05:16 Or I should say, both accumulating and disintegrating
05:20 because other artists' works are arriving
05:23 and as each one arrives, one of mine leaves.
05:26 So the exhibition is continually both forming and coming undone.
05:32 So this archive, when I've asked the artists to take part in the project,
05:37 I ask them to take a picture of their hands
05:41 as they hand over their work to their courier.
05:44 So the artists send me these images of hands exchanging packages.
05:49 And this image of the hands
05:52 becomes almost the first step in this alternative logistics
05:57 because once we've received the image of the hand,
06:00 it's like an index that the work has started its journey.
06:04 And on these images, we are noting where the work came from,
06:09 who the courier was,
06:11 what its trajectories and movements were.
06:14 So all this kind of stuff,
06:16 which in a more classical exhibition setup remains invisible,
06:20 we are here bringing to the fore.
06:22 So the works on display are as important
06:26 as the stories of the works arriving to Venice.
06:31 So maybe the last two things to mention
06:35 where I'm continuing to kind of map the documentation
06:39 of these performative encounters between the couriers and the artists
06:43 and between people who deliver the works to the pavilion and myself.
06:47 So there's a kind of growing mapping of exchanges on this panel.
06:53 And in this panel, it's the final kind of trace of this process.
06:58 So when the artists receive a work of mine,
07:01 I ask them to very provisionally and temporarily show it somewhere,
07:06 either in their domestic space, in the windshield of their car,
07:10 on the notice board in the neighbourhood,
07:13 sort of a kind of an homage to the history of artists
07:16 staging exhibitions in their houses, in their garages, in their kitchens.

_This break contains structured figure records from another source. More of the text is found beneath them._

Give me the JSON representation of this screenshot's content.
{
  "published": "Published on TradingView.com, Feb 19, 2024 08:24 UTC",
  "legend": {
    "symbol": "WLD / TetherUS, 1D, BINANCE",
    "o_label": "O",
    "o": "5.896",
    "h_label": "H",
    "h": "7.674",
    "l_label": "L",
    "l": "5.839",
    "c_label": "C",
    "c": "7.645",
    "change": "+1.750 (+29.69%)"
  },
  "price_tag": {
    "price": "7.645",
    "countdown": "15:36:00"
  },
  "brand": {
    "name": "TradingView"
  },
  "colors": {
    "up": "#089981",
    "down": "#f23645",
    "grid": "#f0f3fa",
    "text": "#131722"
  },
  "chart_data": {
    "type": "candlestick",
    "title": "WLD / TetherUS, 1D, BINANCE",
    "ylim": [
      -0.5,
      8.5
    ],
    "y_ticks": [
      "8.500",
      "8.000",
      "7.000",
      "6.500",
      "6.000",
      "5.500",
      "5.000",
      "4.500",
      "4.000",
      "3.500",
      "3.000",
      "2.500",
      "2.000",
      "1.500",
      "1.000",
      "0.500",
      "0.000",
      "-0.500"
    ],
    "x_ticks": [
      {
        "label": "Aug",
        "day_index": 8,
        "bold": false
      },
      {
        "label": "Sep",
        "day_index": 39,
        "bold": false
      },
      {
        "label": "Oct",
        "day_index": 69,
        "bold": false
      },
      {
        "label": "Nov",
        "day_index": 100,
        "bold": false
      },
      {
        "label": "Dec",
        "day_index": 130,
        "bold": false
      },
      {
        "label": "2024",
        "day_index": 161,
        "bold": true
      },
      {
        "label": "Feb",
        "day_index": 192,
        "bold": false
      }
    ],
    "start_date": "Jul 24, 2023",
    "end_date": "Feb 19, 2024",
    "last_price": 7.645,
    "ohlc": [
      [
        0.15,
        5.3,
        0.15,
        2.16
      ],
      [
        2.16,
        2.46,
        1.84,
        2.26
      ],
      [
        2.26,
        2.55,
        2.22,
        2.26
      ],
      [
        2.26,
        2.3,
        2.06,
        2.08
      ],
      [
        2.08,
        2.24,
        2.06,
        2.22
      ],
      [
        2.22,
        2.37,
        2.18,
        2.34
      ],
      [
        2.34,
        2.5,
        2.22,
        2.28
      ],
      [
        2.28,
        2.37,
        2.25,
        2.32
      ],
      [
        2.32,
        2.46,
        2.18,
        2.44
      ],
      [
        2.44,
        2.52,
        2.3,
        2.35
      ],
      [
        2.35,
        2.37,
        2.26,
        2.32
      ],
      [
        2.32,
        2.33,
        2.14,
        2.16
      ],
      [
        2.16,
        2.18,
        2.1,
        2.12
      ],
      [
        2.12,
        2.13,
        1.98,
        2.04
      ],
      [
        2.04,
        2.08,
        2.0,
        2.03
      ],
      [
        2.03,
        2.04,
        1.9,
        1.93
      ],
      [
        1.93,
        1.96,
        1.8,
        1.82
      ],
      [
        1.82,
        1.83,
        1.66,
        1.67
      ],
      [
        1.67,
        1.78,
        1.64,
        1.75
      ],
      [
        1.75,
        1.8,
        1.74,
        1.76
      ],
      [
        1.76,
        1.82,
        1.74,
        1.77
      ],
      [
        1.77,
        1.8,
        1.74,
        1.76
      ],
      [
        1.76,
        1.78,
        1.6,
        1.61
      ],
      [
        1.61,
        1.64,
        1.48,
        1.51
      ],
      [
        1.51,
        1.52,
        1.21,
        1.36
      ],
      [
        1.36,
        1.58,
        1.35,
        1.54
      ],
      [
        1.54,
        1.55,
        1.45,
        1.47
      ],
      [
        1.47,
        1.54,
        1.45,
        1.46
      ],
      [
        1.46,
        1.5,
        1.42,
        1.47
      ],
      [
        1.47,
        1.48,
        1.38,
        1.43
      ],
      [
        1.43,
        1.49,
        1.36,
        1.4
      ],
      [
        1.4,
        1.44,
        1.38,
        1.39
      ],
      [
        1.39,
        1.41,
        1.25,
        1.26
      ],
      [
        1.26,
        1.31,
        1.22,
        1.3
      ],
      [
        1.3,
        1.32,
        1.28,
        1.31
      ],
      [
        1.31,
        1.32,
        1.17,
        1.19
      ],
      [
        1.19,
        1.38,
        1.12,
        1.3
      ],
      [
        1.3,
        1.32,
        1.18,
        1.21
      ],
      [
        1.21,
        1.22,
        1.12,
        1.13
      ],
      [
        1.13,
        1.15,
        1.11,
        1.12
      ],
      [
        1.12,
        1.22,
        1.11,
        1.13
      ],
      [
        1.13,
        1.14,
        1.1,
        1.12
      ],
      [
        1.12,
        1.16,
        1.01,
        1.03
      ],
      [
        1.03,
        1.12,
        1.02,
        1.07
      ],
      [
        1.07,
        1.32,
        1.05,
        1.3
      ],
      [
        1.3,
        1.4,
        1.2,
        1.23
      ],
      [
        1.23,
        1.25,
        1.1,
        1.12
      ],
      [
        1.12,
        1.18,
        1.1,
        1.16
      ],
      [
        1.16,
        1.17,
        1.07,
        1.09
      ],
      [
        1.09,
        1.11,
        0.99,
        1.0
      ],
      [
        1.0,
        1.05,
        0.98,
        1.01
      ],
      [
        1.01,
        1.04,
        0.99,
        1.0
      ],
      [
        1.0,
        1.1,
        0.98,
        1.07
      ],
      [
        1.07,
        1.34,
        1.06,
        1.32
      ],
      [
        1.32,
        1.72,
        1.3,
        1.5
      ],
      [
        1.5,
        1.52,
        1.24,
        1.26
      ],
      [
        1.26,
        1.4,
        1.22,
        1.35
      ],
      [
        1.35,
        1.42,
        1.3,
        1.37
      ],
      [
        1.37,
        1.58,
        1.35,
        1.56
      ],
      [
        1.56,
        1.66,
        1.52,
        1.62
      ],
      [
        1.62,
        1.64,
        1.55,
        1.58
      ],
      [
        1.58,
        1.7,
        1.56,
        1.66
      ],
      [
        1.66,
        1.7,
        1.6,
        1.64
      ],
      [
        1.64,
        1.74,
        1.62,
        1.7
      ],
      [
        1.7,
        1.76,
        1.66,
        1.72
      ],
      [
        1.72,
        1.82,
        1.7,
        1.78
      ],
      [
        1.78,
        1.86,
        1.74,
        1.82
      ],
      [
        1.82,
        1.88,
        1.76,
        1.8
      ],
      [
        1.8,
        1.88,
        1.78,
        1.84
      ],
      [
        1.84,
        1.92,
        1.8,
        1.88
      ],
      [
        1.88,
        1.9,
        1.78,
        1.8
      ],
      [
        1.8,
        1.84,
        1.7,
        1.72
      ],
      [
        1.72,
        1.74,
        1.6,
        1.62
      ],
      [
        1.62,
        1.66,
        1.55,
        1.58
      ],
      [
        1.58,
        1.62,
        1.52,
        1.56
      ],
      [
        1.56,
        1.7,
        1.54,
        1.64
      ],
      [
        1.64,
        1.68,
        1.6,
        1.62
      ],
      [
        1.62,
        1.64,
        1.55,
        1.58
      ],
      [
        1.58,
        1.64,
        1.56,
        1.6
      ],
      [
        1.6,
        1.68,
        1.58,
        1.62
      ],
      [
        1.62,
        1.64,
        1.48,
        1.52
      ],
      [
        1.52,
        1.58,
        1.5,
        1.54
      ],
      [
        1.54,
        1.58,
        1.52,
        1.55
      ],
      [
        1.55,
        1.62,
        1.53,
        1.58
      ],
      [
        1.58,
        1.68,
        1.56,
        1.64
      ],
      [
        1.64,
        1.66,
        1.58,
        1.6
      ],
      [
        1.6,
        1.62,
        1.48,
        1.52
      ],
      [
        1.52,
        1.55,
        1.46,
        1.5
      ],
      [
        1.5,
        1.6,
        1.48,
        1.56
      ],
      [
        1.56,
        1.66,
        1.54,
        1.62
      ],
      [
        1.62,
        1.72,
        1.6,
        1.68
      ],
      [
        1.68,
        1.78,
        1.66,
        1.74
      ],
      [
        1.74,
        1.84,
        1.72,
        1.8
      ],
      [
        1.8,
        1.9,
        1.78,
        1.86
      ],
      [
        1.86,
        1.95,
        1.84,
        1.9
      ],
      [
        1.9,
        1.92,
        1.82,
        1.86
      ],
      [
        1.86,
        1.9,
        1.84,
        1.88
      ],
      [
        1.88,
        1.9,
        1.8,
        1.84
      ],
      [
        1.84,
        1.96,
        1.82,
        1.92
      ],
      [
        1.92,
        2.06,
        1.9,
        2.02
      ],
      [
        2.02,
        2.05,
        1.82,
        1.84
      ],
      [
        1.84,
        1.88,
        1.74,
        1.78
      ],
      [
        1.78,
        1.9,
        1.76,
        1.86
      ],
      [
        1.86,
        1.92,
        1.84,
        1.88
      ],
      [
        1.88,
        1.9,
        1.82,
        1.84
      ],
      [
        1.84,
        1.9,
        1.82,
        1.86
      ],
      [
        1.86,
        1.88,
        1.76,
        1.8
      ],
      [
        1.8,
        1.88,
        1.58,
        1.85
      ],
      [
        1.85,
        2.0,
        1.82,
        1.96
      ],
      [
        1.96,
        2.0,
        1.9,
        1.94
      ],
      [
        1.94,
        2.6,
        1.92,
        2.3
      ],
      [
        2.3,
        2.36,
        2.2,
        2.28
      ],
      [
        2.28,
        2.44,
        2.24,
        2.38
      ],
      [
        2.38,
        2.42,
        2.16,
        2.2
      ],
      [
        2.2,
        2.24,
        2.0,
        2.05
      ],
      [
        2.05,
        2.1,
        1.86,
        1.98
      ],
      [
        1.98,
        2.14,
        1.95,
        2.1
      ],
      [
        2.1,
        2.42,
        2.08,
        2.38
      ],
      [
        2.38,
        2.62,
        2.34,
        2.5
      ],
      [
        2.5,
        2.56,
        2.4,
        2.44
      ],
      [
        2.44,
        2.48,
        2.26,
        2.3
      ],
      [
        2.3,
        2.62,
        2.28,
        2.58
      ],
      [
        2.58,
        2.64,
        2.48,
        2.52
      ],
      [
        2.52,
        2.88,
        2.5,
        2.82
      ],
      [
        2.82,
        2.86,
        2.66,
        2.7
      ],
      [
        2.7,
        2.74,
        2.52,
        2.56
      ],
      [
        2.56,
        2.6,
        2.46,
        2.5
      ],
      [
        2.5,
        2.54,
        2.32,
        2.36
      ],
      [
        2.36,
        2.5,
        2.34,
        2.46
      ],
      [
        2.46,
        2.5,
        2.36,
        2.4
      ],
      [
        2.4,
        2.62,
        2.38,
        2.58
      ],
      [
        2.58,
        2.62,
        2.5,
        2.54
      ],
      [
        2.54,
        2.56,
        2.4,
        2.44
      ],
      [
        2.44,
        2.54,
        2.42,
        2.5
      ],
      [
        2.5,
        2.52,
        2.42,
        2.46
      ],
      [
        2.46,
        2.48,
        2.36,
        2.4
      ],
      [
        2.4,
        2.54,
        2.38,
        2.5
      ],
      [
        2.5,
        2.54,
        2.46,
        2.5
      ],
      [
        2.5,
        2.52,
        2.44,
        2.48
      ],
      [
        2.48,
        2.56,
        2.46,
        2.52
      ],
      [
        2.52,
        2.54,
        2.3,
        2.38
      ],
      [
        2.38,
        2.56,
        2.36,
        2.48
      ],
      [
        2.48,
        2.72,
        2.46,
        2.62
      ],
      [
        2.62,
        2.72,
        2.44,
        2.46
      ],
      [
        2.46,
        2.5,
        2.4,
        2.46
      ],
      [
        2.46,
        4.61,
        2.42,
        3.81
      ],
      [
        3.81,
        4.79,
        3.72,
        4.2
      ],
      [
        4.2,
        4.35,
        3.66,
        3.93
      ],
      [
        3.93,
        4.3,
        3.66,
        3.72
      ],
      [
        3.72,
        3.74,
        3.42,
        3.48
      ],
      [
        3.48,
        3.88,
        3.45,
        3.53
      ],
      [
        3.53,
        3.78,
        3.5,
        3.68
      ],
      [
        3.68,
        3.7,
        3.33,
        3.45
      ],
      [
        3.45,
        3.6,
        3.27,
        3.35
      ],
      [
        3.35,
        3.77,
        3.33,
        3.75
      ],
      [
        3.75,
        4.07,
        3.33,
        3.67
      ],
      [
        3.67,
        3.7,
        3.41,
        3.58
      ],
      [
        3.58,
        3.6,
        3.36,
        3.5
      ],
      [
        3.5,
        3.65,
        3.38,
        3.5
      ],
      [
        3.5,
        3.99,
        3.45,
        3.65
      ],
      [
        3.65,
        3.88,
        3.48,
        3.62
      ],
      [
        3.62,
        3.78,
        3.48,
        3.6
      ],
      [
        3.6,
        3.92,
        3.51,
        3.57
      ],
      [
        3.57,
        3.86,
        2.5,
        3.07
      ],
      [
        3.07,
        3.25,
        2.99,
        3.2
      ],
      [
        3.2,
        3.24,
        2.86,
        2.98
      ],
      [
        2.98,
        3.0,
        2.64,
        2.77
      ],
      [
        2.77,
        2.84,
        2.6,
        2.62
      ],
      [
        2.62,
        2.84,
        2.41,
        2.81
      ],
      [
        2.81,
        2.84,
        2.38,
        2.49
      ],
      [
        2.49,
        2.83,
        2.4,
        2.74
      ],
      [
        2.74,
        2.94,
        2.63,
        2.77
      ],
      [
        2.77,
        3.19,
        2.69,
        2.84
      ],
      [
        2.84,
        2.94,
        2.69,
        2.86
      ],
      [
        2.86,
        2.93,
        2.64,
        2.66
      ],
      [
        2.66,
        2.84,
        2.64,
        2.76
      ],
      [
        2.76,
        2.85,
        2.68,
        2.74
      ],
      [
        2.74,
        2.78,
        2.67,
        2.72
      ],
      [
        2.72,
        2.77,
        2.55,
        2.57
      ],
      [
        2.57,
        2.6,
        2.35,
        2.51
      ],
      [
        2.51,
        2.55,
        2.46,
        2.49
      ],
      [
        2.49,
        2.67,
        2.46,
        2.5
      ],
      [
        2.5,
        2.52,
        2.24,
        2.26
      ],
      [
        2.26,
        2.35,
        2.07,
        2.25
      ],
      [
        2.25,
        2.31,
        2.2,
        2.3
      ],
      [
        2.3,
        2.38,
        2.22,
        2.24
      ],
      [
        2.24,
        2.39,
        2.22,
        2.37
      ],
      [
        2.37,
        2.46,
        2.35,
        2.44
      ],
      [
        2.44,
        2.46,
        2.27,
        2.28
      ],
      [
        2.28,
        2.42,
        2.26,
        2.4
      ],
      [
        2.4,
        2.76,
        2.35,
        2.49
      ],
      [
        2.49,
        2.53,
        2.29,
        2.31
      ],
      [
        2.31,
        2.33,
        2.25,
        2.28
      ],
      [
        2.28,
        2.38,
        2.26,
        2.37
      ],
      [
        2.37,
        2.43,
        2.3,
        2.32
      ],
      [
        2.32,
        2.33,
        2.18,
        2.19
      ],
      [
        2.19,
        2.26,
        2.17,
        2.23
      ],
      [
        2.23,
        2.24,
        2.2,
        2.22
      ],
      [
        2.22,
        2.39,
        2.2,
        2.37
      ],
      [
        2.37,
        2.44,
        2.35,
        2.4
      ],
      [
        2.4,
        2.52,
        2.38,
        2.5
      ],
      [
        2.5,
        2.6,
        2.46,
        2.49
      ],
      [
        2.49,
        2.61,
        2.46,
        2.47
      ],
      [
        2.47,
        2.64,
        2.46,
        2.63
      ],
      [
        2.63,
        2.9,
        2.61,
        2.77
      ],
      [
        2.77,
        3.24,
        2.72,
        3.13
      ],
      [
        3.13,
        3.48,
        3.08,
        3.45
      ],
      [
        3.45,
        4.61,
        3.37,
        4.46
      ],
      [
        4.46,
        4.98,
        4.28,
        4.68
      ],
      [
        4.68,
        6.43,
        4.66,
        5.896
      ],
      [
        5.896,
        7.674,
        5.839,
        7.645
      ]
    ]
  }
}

07:20 And it sort of reflects this idea of working with limited means,
07:24 working with limited resources, making do, improvising,
07:28 making things happen,
07:31 in spite of perhaps not having much to work with.
07:34 So the idea of doing a lot with little.
07:37 And I think that, for me, is kind of the core of this project.
07:41 On the one hand, it is about friendship.
07:44 It's about this idea of, let's call it, diaspora solidarity,
07:49 because all the artists live in diasporas,
07:52 from different countries, in different countries.
07:55 And there's this sense of mutual support
07:58 and perhaps a recognition of a shared experience
08:01 that marks this condition of foreignness.
08:04 And on the other hand, it's about these kinds of strategies
08:08 that we develop, especially, I think, migrants and immigrants,
08:12 of making things happen with the help of other people.
08:16 So this project tries to highlight these kinds of networks
08:21 and connections and human kind of readiness to help.
08:28 The idea of trust, the idea of saying, "Yes, we can do this,"
08:33 the idea of accepting an invitation when someone asks you to do something.
08:37 And the idea of community.
08:39 So the works are here in the Croatian Pavilion,
08:42 but they bring together artists from different countries.
08:45 So it's a kind of space of conversation, space of dialogue,
08:49 and a space of temporary sort of coming together.